Seni-seni yang terkubur
Di sudut-sudut kota dan di pingigir-pinggir kampung
Bagai tulang-tulang kering berserakan
Sudah tak lagi menarik, tak lagi berguna
Ditinggalkan anak-anak zaman yang tak peduli warisan sejarah
Bahkan mereka seakan-akan kehilangan pendengaran,
saat ada yang berteriak minta tolong dari kami kumpulan tulang-tulang kering
Kisah serupa pernah tertulis dalam sejarah Alkitab berabad-abad silam
Di tengah kegalauan tak berpengharapan
Allah mengutus Nabi Yehezkiel ke tengah tulang-tulang kering
Di hadapan tulang kering, nabi melihat dirinya berdiri
di lembah-lembah, dipenuhi tulang-tulang manusia yang kering
Yehezkiel diberi mandat untuk bertindak sebagai peramal
Bahwa tulang-tulang itu terhubung menjadi sosok manusia
Memberikan urat-urat daging dan kulit
Menghembuskan nafas kehidupan kepadanya
Tulang-tulang itu ibarat umat Israel di pengasingan
Yehezkiel diutus untuk membangkitkan kembali harapan-harapan yang pernah terkubur
dan membawa mereka ke tanah perjanjian
Kini, setelah kematian nabi
Siapa yang mampu menafsir tangisan tulang-tulang kering?

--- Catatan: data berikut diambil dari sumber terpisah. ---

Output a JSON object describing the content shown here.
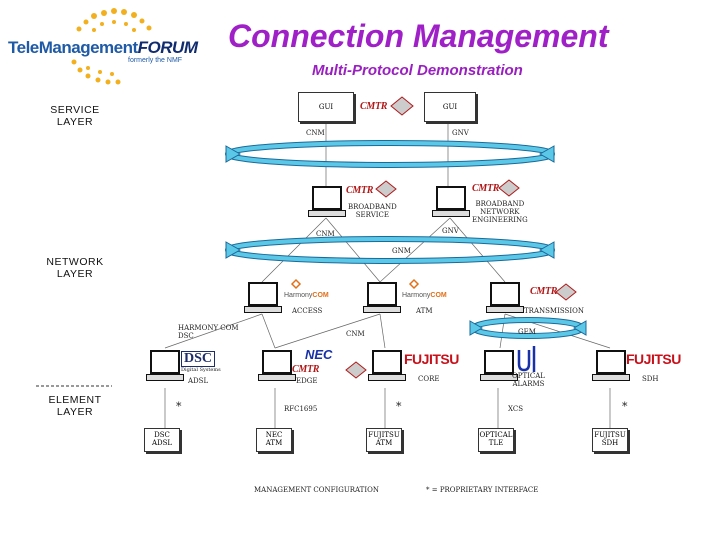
{
  "header": {
    "title": "Connection Management",
    "subtitle": "Multi-Protocol Demonstration",
    "logo_tele": "TeleManagement",
    "logo_forum": "FORUM",
    "logo_sub": "formerly the NMF"
  },
  "layers": {
    "service": "SERVICE\nLAYER",
    "network": "NETWORK\nLAYER",
    "element": "ELEMENT\nLAYER"
  },
  "service": {
    "gui_left": "GUI",
    "gui_right": "GUI",
    "cmtr": "CMTR",
    "link_left": "CNM",
    "link_right": "GNV"
  },
  "network": {
    "cmtr": "CMTR",
    "broadband_service": "BROADBAND\nSERVICE",
    "broadband_eng": "BROADBAND\nNETWORK\nENGINEERING",
    "link_cnm": "CNM",
    "link_gnv": "GNV",
    "link_gnm": "GNM",
    "harmony_brand": "Harmony",
    "harmony_com": "COM",
    "access": "ACCESS",
    "atm": "ATM",
    "transmission": "TRANSMISSION",
    "harmony_label": "HARMONY COM\nDSC",
    "link_cnm2": "CNM",
    "link_gem": "GEM"
  },
  "element": {
    "dsc_logo": "DSC",
    "dsc_sub": "Digital Systems",
    "nec": "NEC",
    "fujitsu": "FUJITSU",
    "adsl": "ADSL",
    "edge": "EDGE",
    "core": "CORE",
    "optical_alarms": "OPTICAL\nALARMS",
    "sdh": "SDH",
    "rfc": "RFC1695",
    "xcs": "XCS",
    "star": "*",
    "boxes": [
      {
        "text": "DSC\nADSL"
      },
      {
        "text": "NEC\nATM"
      },
      {
        "text": "FUJITSU\nATM"
      },
      {
        "text": "OPTICAL\nTLE"
      },
      {
        "text": "FUJITSU\nSDH"
      }
    ]
  },
  "footer": {
    "mgmt": "MANAGEMENT CONFIGURATION",
    "proprietary": "* = PROPRIETARY INTERFACE"
  },
  "colors": {
    "title": "#a020c8",
    "ring_fill": "#5cc8e8",
    "ring_stroke": "#1a6a9a",
    "cmtr_red": "#b01818",
    "fujitsu_red": "#c8101a"
  }
}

Bukankah kalian para penyair dan seniman?
Diberi mandat untuk menghidupkan kembali karya-kara para pendahulu
yang pernah meggoreskan kisah-kisah indah
Atau goresan-goresan kelabu dari sejarah nenek-moyang
Wahai, tuan-tuan penyair dan seniman
Mari menyatukan kembali karya indah yang pernah terkubur
Sehingga penduduk bumi memujinya dalam tembang-tembang kerinduan dan tarian meriah
Serta menggaungkannya lewat larik-larik puisi, madah syukur dan mazmur pujian.